Dans ces bâtiments qui subsistent encore, la partie médiane est libre et appartient à tous; les côtés sont divisés de distance en distance par une cordelette, qui parque les familles, chacune en son compartiment; on dirait une écurie avec double rangée de boxes; chaque ménage y dispose d'un espace qui nous paraîtrait à peine suffisant pour un seul cheval: sur le carré que prendrait un de nos meubles, père, mère et la géniture s'entassent autour de la lampe. Toute famille possède barque sur mer et lampe au kachim. Pour économiser le terrain, on dort, soit dans une niche creusée en la paroi, et garnie de pelus, soit accroupi sur les talons, le menton sur les genoux, dans l'attitude que nombre de primitifs donnent toujours à leurs cadavres. Dall, qui a passé au tamis «les débris de cuisine», et les décombres de plusieurs kachims préhistoriques, est persuadé que ces demeures étaient habitées simultanément par les vivants et par les morts. Si l'un des occupants venait à mourir, sous sa place accoutumée, on creusait un trou, on l'y déposait, on le recouvrait de terre; deux pieds d'argile séparaient les habitants des deux mondes... Il se peut.
Point d'autre feu que la flammule des lampes destinées à fondre la glace pour en faire de l'eau potable; la chaleur de tous ces corps vivants resserrés sur un petit espace,—il est tel de ces enclos qu'on dit habité par deux à trois cents personnes,—suffit pour faire monter la température à un degré si élevé, que tout ce monde, hommes et femmes, filles et garçons, se débarrassent de leurs vêtements.
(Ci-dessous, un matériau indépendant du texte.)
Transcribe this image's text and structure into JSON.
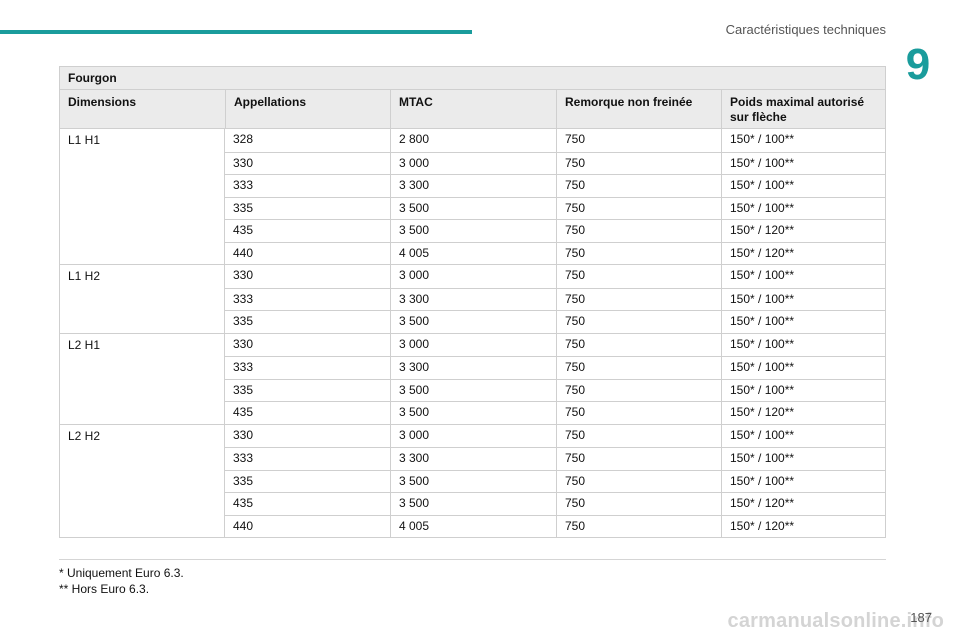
{
  "header": {
    "title": "Caractéristiques techniques",
    "chapter": "9"
  },
  "table": {
    "title": "Fourgon",
    "columns": [
      "Dimensions",
      "Appellations",
      "MTAC",
      "Remorque non freinée",
      "Poids maximal autorisé sur flèche"
    ],
    "groups": [
      {
        "dimension": "L1 H1",
        "rows": [
          [
            "328",
            "2 800",
            "750",
            "150* / 100**"
          ],
          [
            "330",
            "3 000",
            "750",
            "150* / 100**"
          ],
          [
            "333",
            "3 300",
            "750",
            "150* / 100**"
          ],
          [
            "335",
            "3 500",
            "750",
            "150* / 100**"
          ],
          [
            "435",
            "3 500",
            "750",
            "150* / 120**"
          ],
          [
            "440",
            "4 005",
            "750",
            "150* / 120**"
          ]
        ]
      },
      {
        "dimension": "L1 H2",
        "rows": [
          [
            "330",
            "3 000",
            "750",
            "150* / 100**"
          ],
          [
            "333",
            "3 300",
            "750",
            "150* / 100**"
          ],
          [
            "335",
            "3 500",
            "750",
            "150* / 100**"
          ]
        ]
      },
      {
        "dimension": "L2 H1",
        "rows": [
          [
            "330",
            "3 000",
            "750",
            "150* / 100**"
          ],
          [
            "333",
            "3 300",
            "750",
            "150* / 100**"
          ],
          [
            "335",
            "3 500",
            "750",
            "150* / 100**"
          ],
          [
            "435",
            "3 500",
            "750",
            "150* / 120**"
          ]
        ]
      },
      {
        "dimension": "L2 H2",
        "rows": [
          [
            "330",
            "3 000",
            "750",
            "150* / 100**"
          ],
          [
            "333",
            "3 300",
            "750",
            "150* / 100**"
          ],
          [
            "335",
            "3 500",
            "750",
            "150* / 100**"
          ],
          [
            "435",
            "3 500",
            "750",
            "150* / 120**"
          ],
          [
            "440",
            "4 005",
            "750",
            "150* / 120**"
          ]
        ]
      }
    ]
  },
  "footnotes": [
    "* Uniquement Euro 6.3.",
    "** Hors Euro 6.3."
  ],
  "page_number": "187",
  "watermark": "carmanualsonline.info",
  "colors": {
    "accent": "#1a9c9c",
    "header_bg": "#ebebeb"
  }
}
Rien ne nous étonne davantage, nous autres policés, vieux d'une civilisation de trente siècles ou environ, que l'absence de pudeur, que l'innocence encore paradisiaque de la plupart de ces Hyperboréens, accoutumés à la nudité presque constante dans la maison commune, se baignant ensemble, comme les Japonais et Japonaises, sans songer à mal. Il n'est fonction physiologique ou besoin naturel qu'ils aient gêne à satisfaire en public.—«Une coutume n'a rien d'indécent, quand elle est universelle», remarque philosophiquement un de nos voyageurs[78]. Ajoutez que l'Aléout, curieux personnage, se montre parfois d'une réserve qui nous étonne et nous scandalise presque; ainsi devant un étranger il n'oserait adresser la parole à sa femme, ni lui demander le moindre service.